Quite often we need fast random results. A lot of new developers do it this way:
select * from table order by random() limit 1;
Seems simple enough. And it works just fine, as long as your table isn't too large. But, it doesn't scale well, either in terms of table size or number of users hitting the system at the same time.
At work, I've got a table that summarizes all the requests our systems see every minute. It has data since last August or so. Every service (100 or so) times every machine (4 to 8) times every minute since last august. Running something like order by random() limit 1 on such a database will simply never return. In the month of April alone, for 2 weeks so far, it has 3,046,182 rows.
In the last hour, on a quiet saturday night, it's gotten about 5,000 rows. Doing the order by random() limit 1 on the last hour's data takes 132 mS. The last 4 hours data takes 484 mS. 24 hours takes 3 seconds. 48 hours takes 9 seconds. You can see where this is going. What if I needed a random number from the last month or something? And what if I need it several times a second? order by random() is not going to work for that.
Here's a generalized method to let me get random entries fast. It's not perfect, but most compromises aren't. First, I'll grab the last 48 hours worth of ids into a summary table, and randomize them on the way. Since I'm only materializing the id, and not the whole row, the select for that is only about 4 seconds on this machine. Next I do a select count() on the summary table to find out how many rows it has. This takes 178 mS and I can store it. In this case, the summary table has 352,532 rows.

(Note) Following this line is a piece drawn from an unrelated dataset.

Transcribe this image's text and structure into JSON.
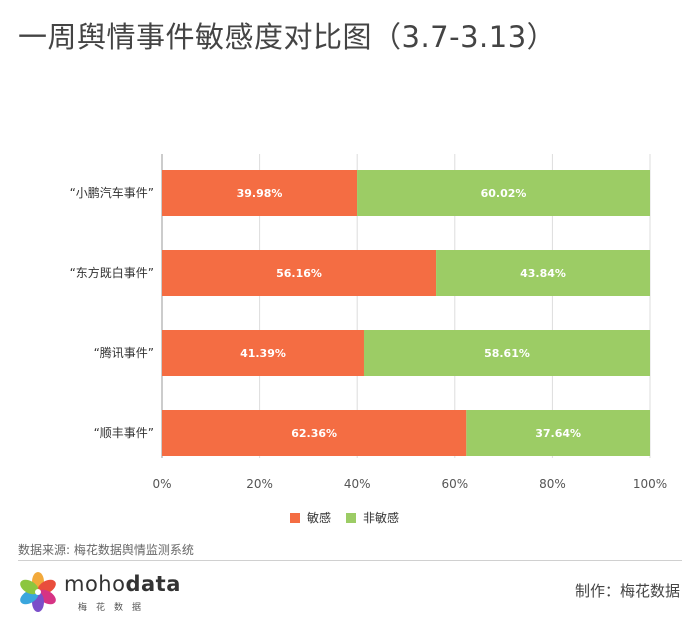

We can run these two queries every hour or 5 minutes, or whatever we need, and store the result of that count() somewhere handy. Here's what I'm gonna do:
create table summary (id serial primary key, refid int);
insert into summary (refid) select summaryid from bigtable where lasttime > now() - interval'48 hour' order by random(); -- NOTE the order by random() is costly and uneeded... Thanks laserlght
INSERT 0 352538
Now I have a lookup table with a sequence from 1 to 352538 in the id column, and a number to match the master table in the refid column.
Let's grab a random row now! Using either php or your db, you can create a random number.
$id = random(1,352538);
// $id = 183965;
We run a query like this:
select * from bigtable where summaryid=(select refid from summary where id=183965);
Time: 49.478 ms
We'll call it 50 ms. That's a little faster than the 9 seconds it took with order by random() limit 1. 180 times faster.
Wait, I just ran it again, since the buffer wasn't full, and it now takes 0.993 ms to run...
Let's call that 1 ms. that's 9000 times faster.
Ran a little more testing. Seems the time to pull any one row out of the db unprimed is about 20-30 ms. The overhead of the select from the random table is very very small, somewhere around 0.4 ms. All the rest of the time is looking up the indexed entry fro 30+million rows and returning it.